Pour intervenir, mon ami, pour donner ton avis, ou tu devrais connaître toutes les femmes – ou tu ne devrais en connaître qu’une seule. Celui qui a aimé beaucoup de femmes ne connaît pas l’amour – il n’a aimé et cherché que lui-même : je n’ai rien à dire à celui-ci, il ne comprend pas ce que je dis, il hausse les épaules. D’autres pensent à des hanches et de belles épaules – ceux-là n’en savent pas plus sur l’amour. Et figure-toi, mon cher ami, mais ne fais pas cette mine consternée – figure-toi, je te le chuchote à l’oreille – personne n’entend ? - C’est terrible, mais moi, je suis persuadé que les Grecs ne connaissaient pas non plus l’amour – ni Oscar Wilde ton écrivain préféré – ni Heine, ni ce pauvre Petőfi – n’est-ce pas étrange ? – aucun de ces poètes qui chantaient le sang et les belles poitrines.

L’amour est celui d’une seule femme, mon ami, et non pas celui de La Femme, tu peux bien mettre un F majuscule aussi grand qu’une maison, toi qui es amateur de symboles.

Attends, je vais t’expliquer. Un jour, dans une revue anglaise, j’ai vu un photomontage intéressant. On avait superposé sur une plaque unique les photographies de dix ou douze célèbres comédiennes – une tête floue apparaissait sur la plaque montrant tout ce qui était commun et caractéristique dans les douze visages, ne peignant du reste qu’une tache indiscernable. Cette plaque a fourni le portrait archétypique de « la » comédienne – un visage abstrait sur lequel par exemple : que signifient des sourcils fortement marqués ? Ils signifient qu’on ne peut imaginer l’idéal absolu de ce type de femme autrement qu’avec des sourcils prononcés.

Dans ton esprit, mon ami qui as aimé beaucoup de femmes, quand tu prononces « femme » ou « amour », l’image d’une trentaine ou d’une quarantaine de femmes nues fusionnent en une. Et dans cette image, tout ce qui dans les femmes est à peu près semblable – des hanches, des seins, des épaules, des cuisses – se dessine pour toi avec netteté – mais ce qui est insaisissable et qui ne peut pas fusionner, le visage, se disloque en une tache commune et disparaît ; devant toi apparaît une femme sans tête, avoue-le, n’aie pas honte – car la femme à compter du cou et vers le bas t’était suffisante, la femme sans tête est ton idéal – le tien et celui de tout poète hédoniste.
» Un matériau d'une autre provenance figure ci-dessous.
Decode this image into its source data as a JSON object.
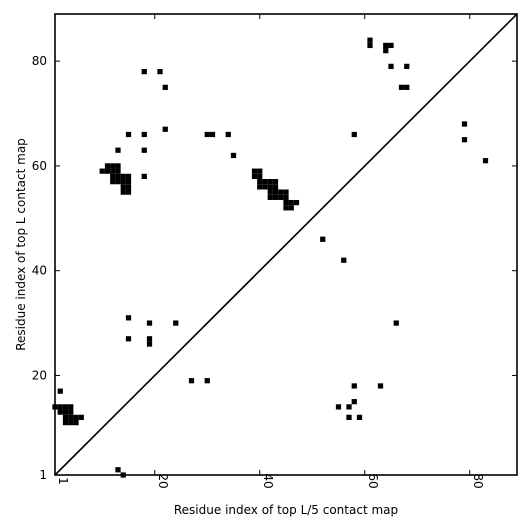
{
  "chart_data": {
    "type": "heatmap",
    "title": "",
    "xlabel": "Residue index of top L/5 contact map",
    "ylabel": "Residue index of top L contact map",
    "xlim": [
      1,
      89
    ],
    "ylim": [
      1,
      89
    ],
    "xticks": [
      1,
      20,
      40,
      60,
      80
    ],
    "yticks": [
      1,
      20,
      40,
      60,
      80
    ],
    "xtick_labels": [
      "1",
      "20",
      "40",
      "60",
      "80"
    ],
    "ytick_labels": [
      "1",
      "20",
      "40",
      "60",
      "80"
    ],
    "diagonal": true,
    "cell_color": "#000000",
    "upper_triangle_contacts": [
      [
        18,
        78
      ],
      [
        21,
        78
      ],
      [
        22,
        75
      ],
      [
        61,
        84
      ],
      [
        61,
        83
      ],
      [
        64,
        83
      ],
      [
        65,
        83
      ],
      [
        64,
        82
      ],
      [
        65,
        79
      ],
      [
        68,
        79
      ],
      [
        67,
        75
      ],
      [
        68,
        75
      ],
      [
        22,
        67
      ],
      [
        15,
        66
      ],
      [
        18,
        66
      ],
      [
        30,
        66
      ],
      [
        31,
        66
      ],
      [
        34,
        66
      ],
      [
        58,
        66
      ],
      [
        79,
        68
      ],
      [
        79,
        65
      ],
      [
        13,
        63
      ],
      [
        18,
        63
      ],
      [
        35,
        62
      ],
      [
        83,
        61
      ],
      [
        11,
        60
      ],
      [
        12,
        60
      ],
      [
        13,
        60
      ],
      [
        10,
        59
      ],
      [
        11,
        59
      ],
      [
        12,
        59
      ],
      [
        13,
        59
      ],
      [
        12,
        58
      ],
      [
        13,
        58
      ],
      [
        14,
        58
      ],
      [
        15,
        58
      ],
      [
        12,
        57
      ],
      [
        13,
        57
      ],
      [
        14,
        57
      ],
      [
        15,
        57
      ],
      [
        14,
        56
      ],
      [
        15,
        56
      ],
      [
        14,
        55
      ],
      [
        15,
        55
      ],
      [
        18,
        58
      ],
      [
        39,
        59
      ],
      [
        40,
        59
      ],
      [
        39,
        58
      ],
      [
        40,
        58
      ],
      [
        40,
        57
      ],
      [
        41,
        57
      ],
      [
        42,
        57
      ],
      [
        43,
        57
      ],
      [
        40,
        56
      ],
      [
        41,
        56
      ],
      [
        42,
        56
      ],
      [
        43,
        56
      ],
      [
        42,
        55
      ],
      [
        43,
        55
      ],
      [
        44,
        55
      ],
      [
        45,
        55
      ],
      [
        42,
        54
      ],
      [
        43,
        54
      ],
      [
        44,
        54
      ],
      [
        45,
        54
      ],
      [
        45,
        53
      ],
      [
        46,
        53
      ],
      [
        47,
        53
      ],
      [
        45,
        52
      ],
      [
        46,
        52
      ],
      [
        52,
        46
      ],
      [
        56,
        42
      ]
    ],
    "lower_triangle_contacts": [
      [
        15,
        31
      ],
      [
        19,
        30
      ],
      [
        24,
        30
      ],
      [
        66,
        30
      ],
      [
        15,
        27
      ],
      [
        19,
        27
      ],
      [
        19,
        26
      ],
      [
        27,
        19
      ],
      [
        30,
        19
      ],
      [
        2,
        17
      ],
      [
        58,
        18
      ],
      [
        63,
        18
      ],
      [
        58,
        15
      ],
      [
        55,
        14
      ],
      [
        57,
        14
      ],
      [
        1,
        14
      ],
      [
        2,
        14
      ],
      [
        3,
        14
      ],
      [
        4,
        14
      ],
      [
        2,
        13
      ],
      [
        3,
        13
      ],
      [
        4,
        13
      ],
      [
        3,
        12
      ],
      [
        4,
        12
      ],
      [
        5,
        12
      ],
      [
        6,
        12
      ],
      [
        3,
        11
      ],
      [
        4,
        11
      ],
      [
        5,
        11
      ],
      [
        57,
        12
      ],
      [
        59,
        12
      ],
      [
        13,
        2
      ],
      [
        14,
        1
      ]
    ]
  }
}
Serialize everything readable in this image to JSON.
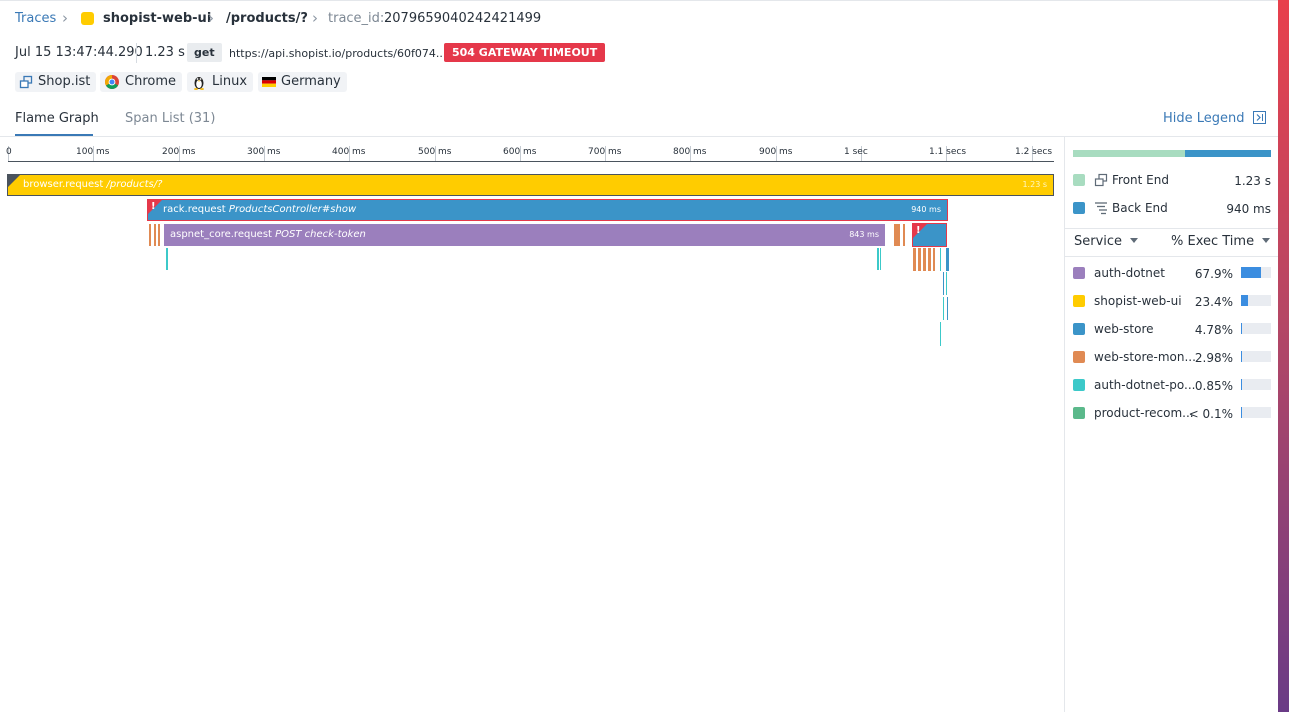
{
  "breadcrumb": {
    "root": "Traces",
    "service": "shopist-web-ui",
    "resource": "/products/?",
    "trace_id_label": "trace_id:",
    "trace_id": "2079659040242421499"
  },
  "meta": {
    "timestamp": "Jul 15 13:47:44.290",
    "duration": "1.23 s",
    "method": "get",
    "url": "https://api.shopist.io/products/60f074...",
    "status": "504 GATEWAY TIMEOUT"
  },
  "tags": [
    {
      "icon": "app-window-icon",
      "label": "Shop.ist"
    },
    {
      "icon": "chrome-icon",
      "label": "Chrome"
    },
    {
      "icon": "linux-icon",
      "label": "Linux"
    },
    {
      "icon": "germany-flag-icon",
      "label": "Germany"
    }
  ],
  "tabs": {
    "flame_graph": "Flame Graph",
    "span_list": "Span List (31)",
    "hide_legend": "Hide Legend"
  },
  "timeline": {
    "ticks": [
      "0",
      "100 ms",
      "200 ms",
      "300 ms",
      "400 ms",
      "500 ms",
      "600 ms",
      "700 ms",
      "800 ms",
      "900 ms",
      "1 sec",
      "1.1 secs",
      "1.2 secs"
    ]
  },
  "spans": [
    {
      "name": "browser.request",
      "resource": "/products/?",
      "duration": "1.23 s",
      "color": "#ffcc00",
      "error": false
    },
    {
      "name": "rack.request",
      "resource": "ProductsController#show",
      "duration": "940 ms",
      "color": "#3b94c8",
      "error": true
    },
    {
      "name": "aspnet_core.request",
      "resource": "POST check-token",
      "duration": "843 ms",
      "color": "#9b7fbd",
      "error": false
    }
  ],
  "legend": {
    "frontend": {
      "label": "Front End",
      "value": "1.23 s",
      "color": "#a8dcc0"
    },
    "backend": {
      "label": "Back End",
      "value": "940 ms",
      "color": "#3b94c8"
    },
    "group_by": "Service",
    "metric": "% Exec Time",
    "services": [
      {
        "name": "auth-dotnet",
        "pct": "67.9%",
        "fraction": 0.679,
        "color": "#9b7fbd"
      },
      {
        "name": "shopist-web-ui",
        "pct": "23.4%",
        "fraction": 0.234,
        "color": "#ffcc00"
      },
      {
        "name": "web-store",
        "pct": "4.78%",
        "fraction": 0.0478,
        "color": "#3b94c8"
      },
      {
        "name": "web-store-mon...",
        "pct": "2.98%",
        "fraction": 0.0298,
        "color": "#e08a53"
      },
      {
        "name": "auth-dotnet-po...",
        "pct": "0.85%",
        "fraction": 0.0085,
        "color": "#3cc9c9"
      },
      {
        "name": "product-recom...",
        "pct": "< 0.1%",
        "fraction": 0.001,
        "color": "#5bb98b"
      }
    ]
  }
}
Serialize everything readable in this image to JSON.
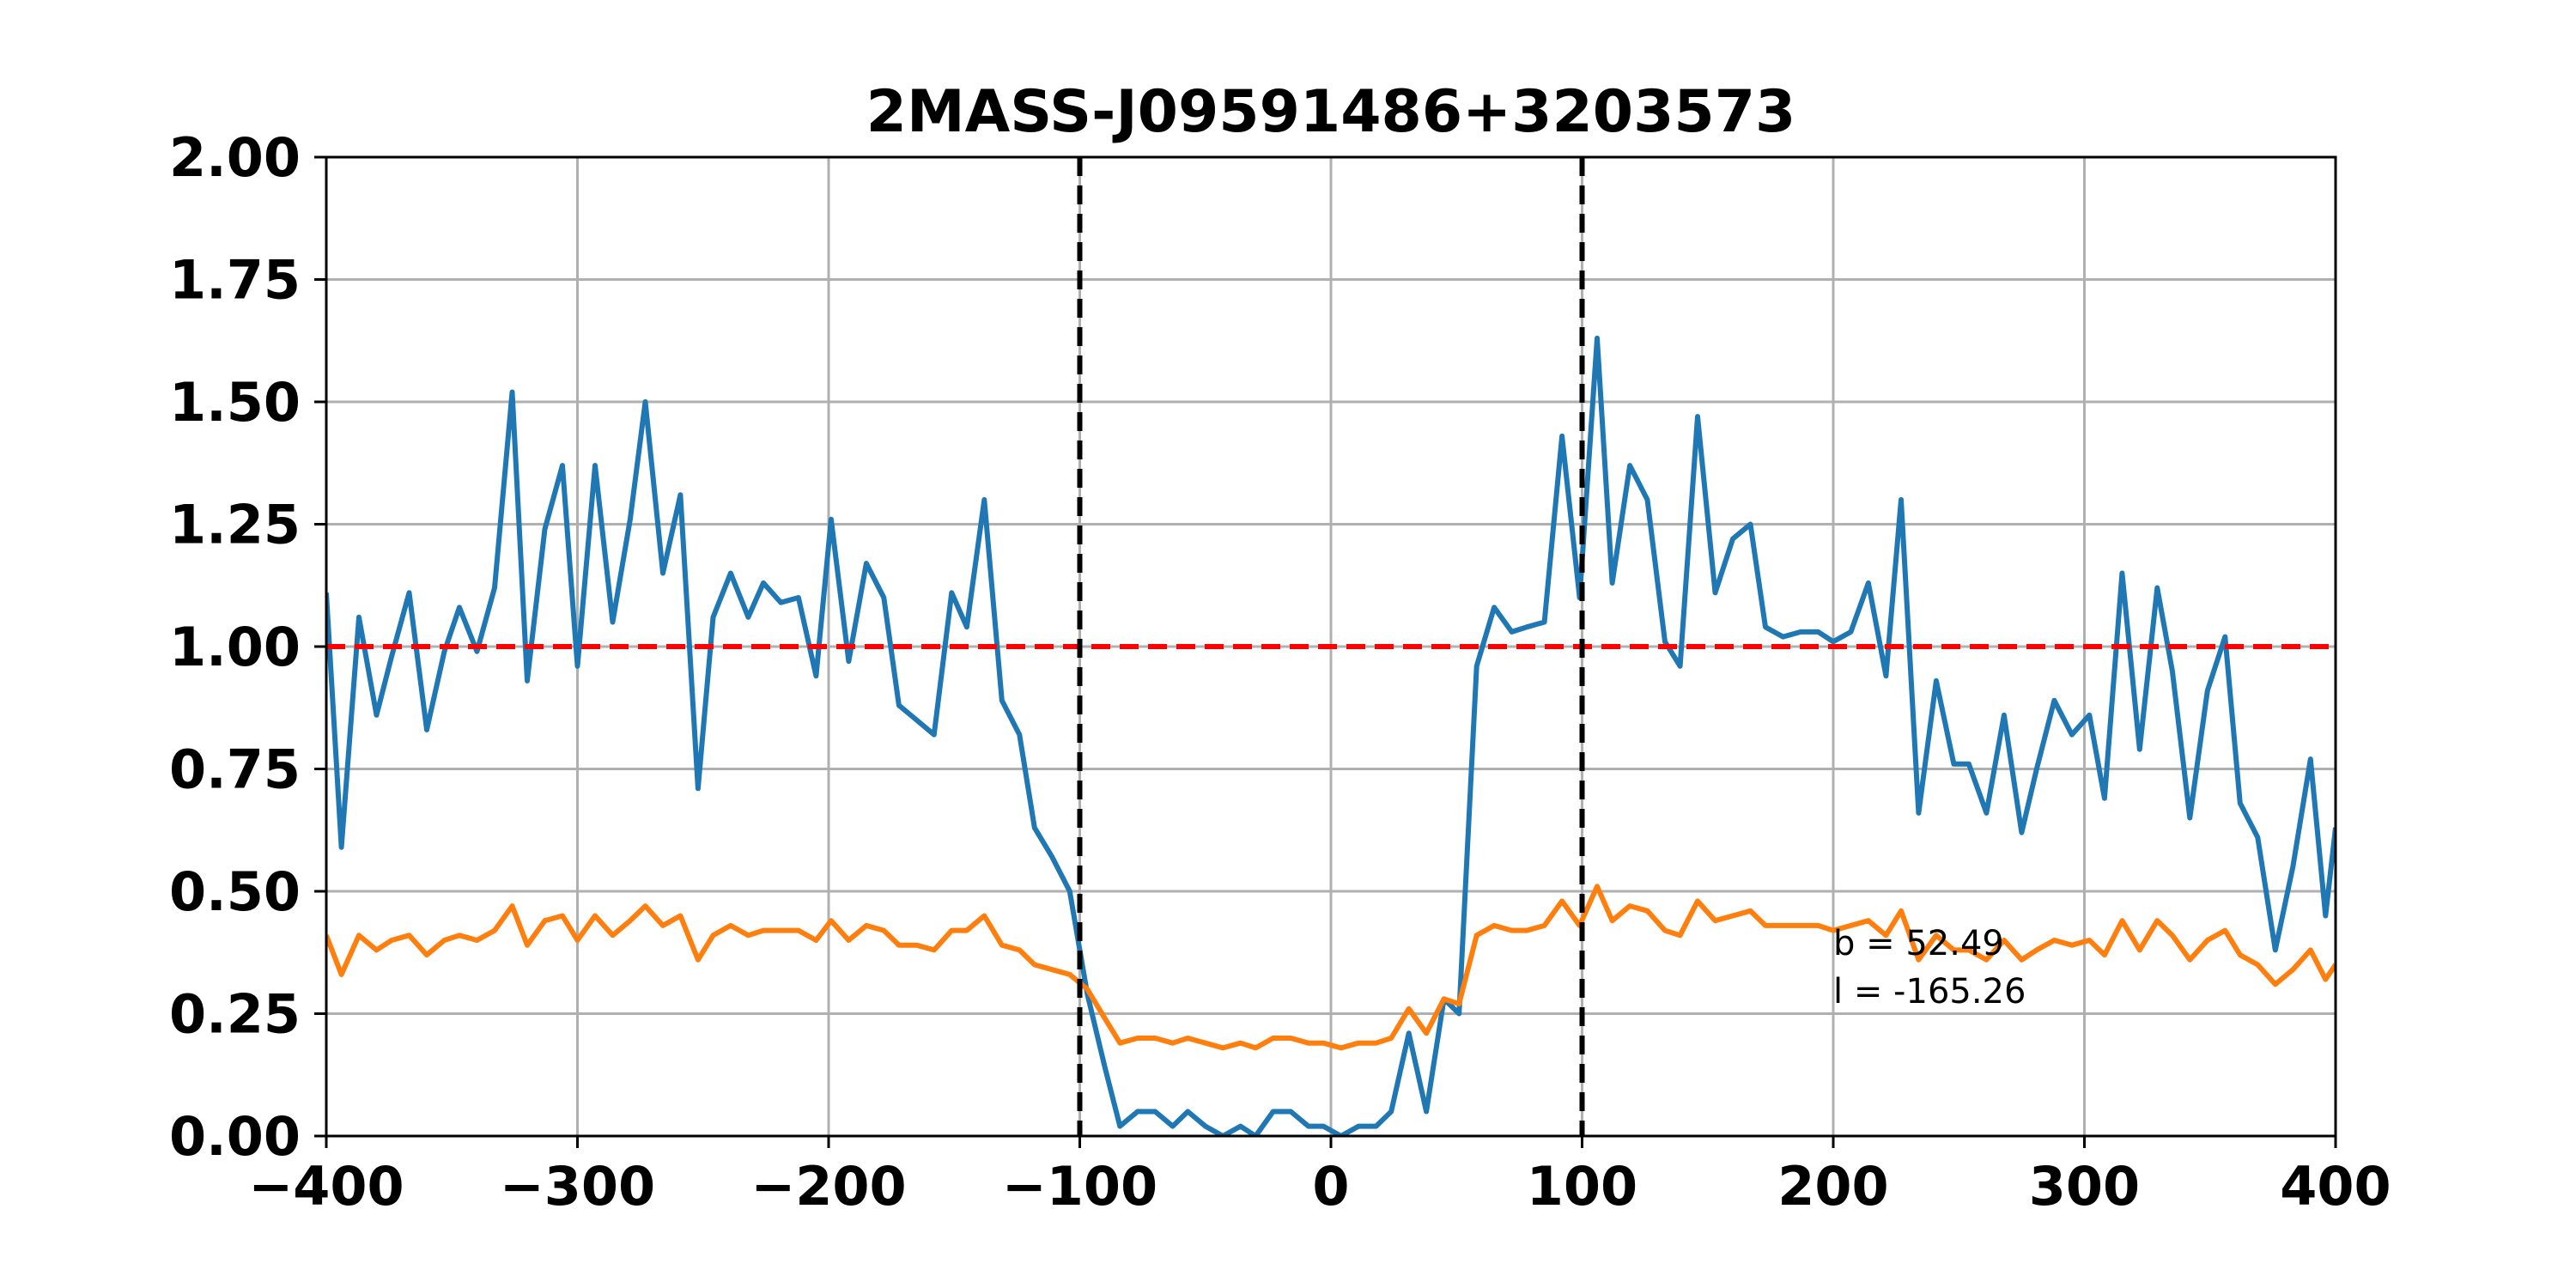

Mais celui qui a aimé une seule femme, le véritable amoureux – pendant qu’il parle d’amour, il projette sur son écran la même image trente ou quarante fois – et sur cette image il voit, avec une brillante netteté, un visage, un visage de femme, le visage de l’amour ; il voit sur ce visage le puits profond des yeux dans lequel il se laisse descendre pour connaître le secret. Goethe a connu ce visage et Lenau aussi – ou parmi les anciens Dante, Newton et quelques épopées nordiques inconnues – ou parmi les plus modernes Maeterlinck peut-être, ou Jacobsen, Rainer Maria Rilke, Dostoïevski, Shakespeare, Molière, Fielding. Quant à D’Annunzio, Oscar Wilde, Anatole France, ceux-ci n’ont jamais vu ce visage : si tu veux savoir ce qu’est l’amour, ce n’est pas à eux que tu dois le demander.

 

II

 

Dans le fatras des notions embrouillées dégageons une abstraction stricte et convenons ceci : ce qu’on appelle l’amour, ce n’est ni le désir, ni le plaisir – cela n’a rien à voir avec l’érotisme et les sens. Ce qu’il arrache au corps, ce n’est que la beauté – pas la beauté aguichante du corps, mais quelque chose d’inconnu et d’insaisissable : l’expression dont l’unique domaine et possibilité est le visage humain. Convenons que je ne peux être amoureux que d’un visage. Les jambes, les mains et les seins (qui a mélangé ces éléments lointains à la sensation nettement délimitée de l’amour ?), leur jouissance se rapporte à l’amour comme un filet de veau bien préparé à une belle pensée intelligente, or l’unique lien qui a pu conduire à cette association est que pour déjeuner j’ai mangé le filet qui a généré le sang qui a arrosé mon cerveau pendant que j’y ai pensé.

 

III

 

Ceux qui sont d’une opinion différente, ceux qui peuvent aussi aimer à travers des jambes et des mains, alignent des arguments apparemment décisifs. Mais en réalité ces arguments sont superficiels et ils n’ont pas été pensés jusqu’au bout. Ils déduisent l’amour de leur existence animale, naturelle, affirmant qu’un corps parfait est celui qui appelle à l’amour : des organes propres et bien développés et partout bien formés d’un corps humain. On dit qu’un visage beau est fait pour l’amour si toutes ses surfaces sont également arrondies comme la tête et les pattes d’un petit cochon façonné dans une baudruche une fois gonflée – c’est ainsi que le sang vigoureux remplit les formes animales du visage humain – et ce qui n’est pas sain ne peut pas être beau : dès que l’air ou le sang manquent, le nez du petit cochon flétrit, les traits du visage humain racornissent. Pour être beau il faut être animal, il faut être vigoureux, bien développé – pour être beau, il faut être prometteur d’une descendance saine, pour nous assurer d’une reproduction de notre espèce parmi les espèces et de sa perpétuation à travers les âges. C’est ainsi que Schopenhauer a défini l’amour et à peu de chose près Stendhal aussi. Autrement dit, l’homme de race pure est beau et il génère l’amour ainsi que tout ce qui rappelle la bonne santé et la pérennité de l’espèce.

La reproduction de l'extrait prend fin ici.